Etymologisch komt het woord apocriefen van het Griekse "apokriptein" waar "apo" "ver weg" betekent en Kryptein "verborgen" betekent. Normaal gesproken wordt deze term gebruikt om iets aan te duiden dat vals is, dat niet is bewezen, maar het is een woord dat binnen de religieuze context wordt gebruikt om te verwijzen naar enkele heilige boeken die niet in de Bijbel zijn opgenomen en daarom zijn Onbekend bij mensen, worden deze geschriften verborgen gehouden omdat sommige van de ideeën die erin zijn belichaamd in tegenspraak zijn met het christendom of gebaseerd zijn op fantasiesituaties, en de manier waarop ze zijn geschreven is verwarrend voor de lezer.

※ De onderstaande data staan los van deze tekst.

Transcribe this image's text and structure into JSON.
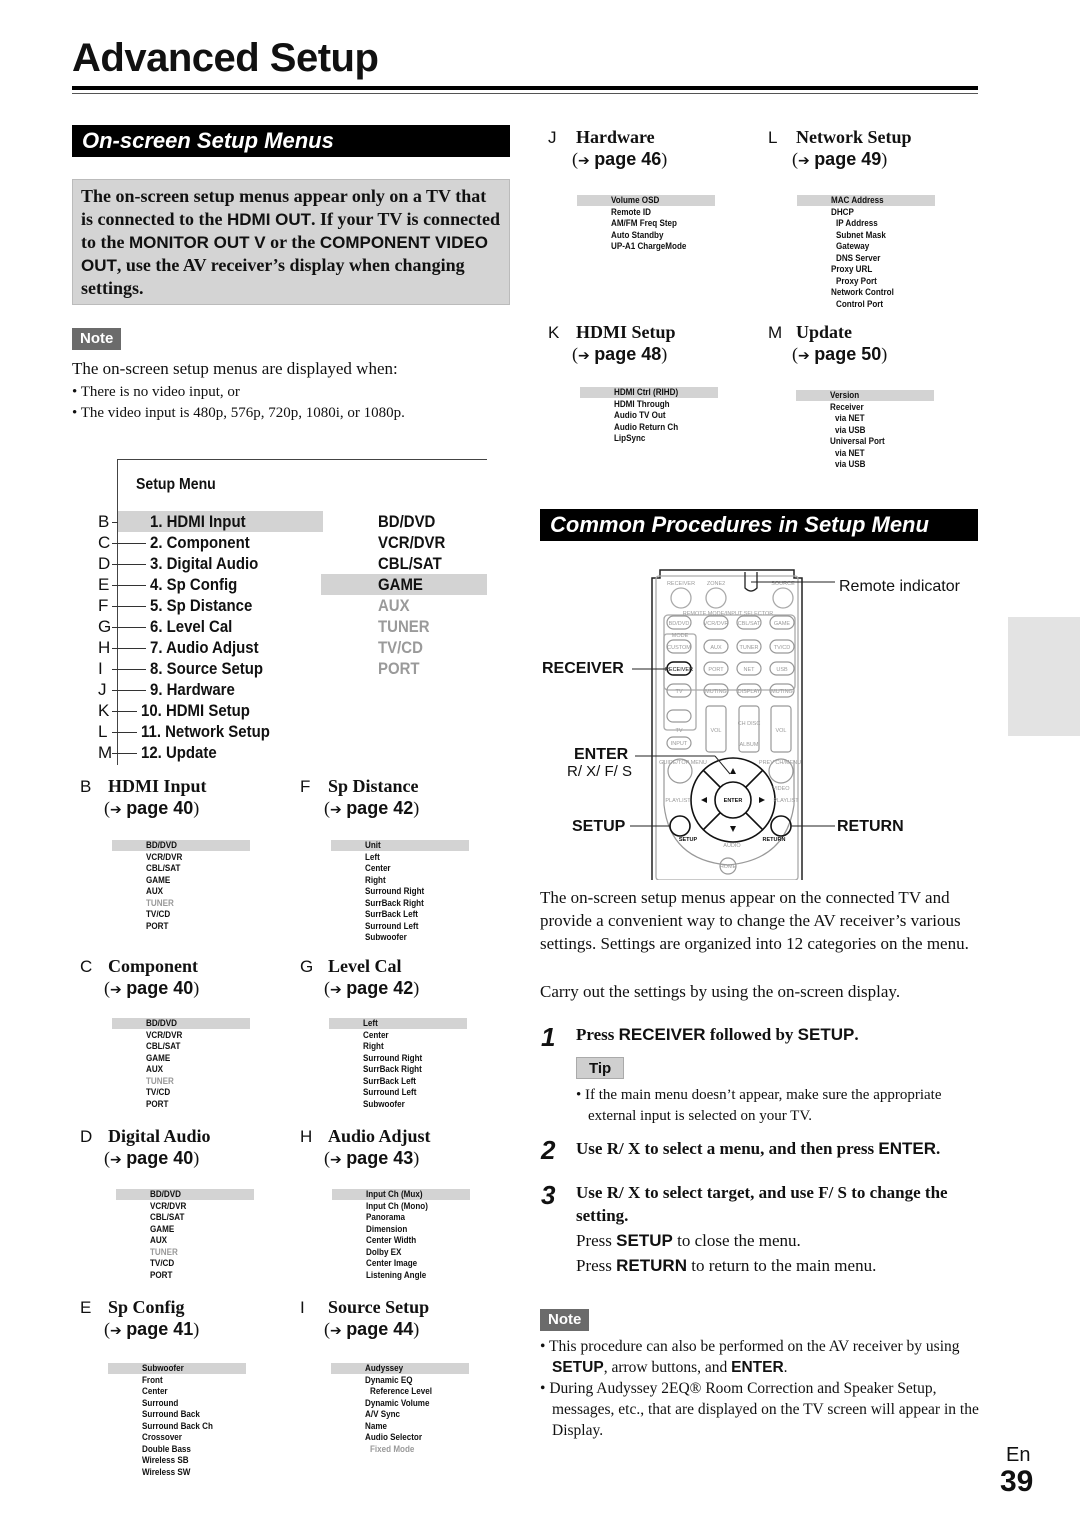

De apocriefe evangeliën zijn degenen die ontstonden tijdens de eerste eeuwen van het christendom en waarvan het schrijven om het leven van Jezus draaide, deze waren niet opgenomen in de canon van de katholieke kerk en werden niet aanvaard door de andere kerken (orthodox, Protestants, etc.). Deze geschriften kregen de naam evangeliën, vanwege hun uiterlijk vergelijkbaar met dat van de vier evangeliën die in de canon van het Nieuwe Testament zijn geaccepteerd, maar de ongelijkheid tussen de apocriefe en canonieke teksten ligt in de manier waarop ze zijn geschreven.
In de canonieke evangeliën behoort het auteurschap ervan toe aan enkele van de apostelen wier interpretatie als waar wordt beschouwd, aangezien zij ooggetuigen waren van de gebeurtenissen die daar worden beschreven, en die zijn die van Mattheüs, Marco, Johannes en Lucas. Aan de andere kant, de apocriefe evangeliën, wordt het auteurschap toegeschreven aan een apostel zonder te weten of hij werkelijk degene was die het schreef. Een voorbeeld is het evangelie van Thomas, dat van Maria Magdalena, enz.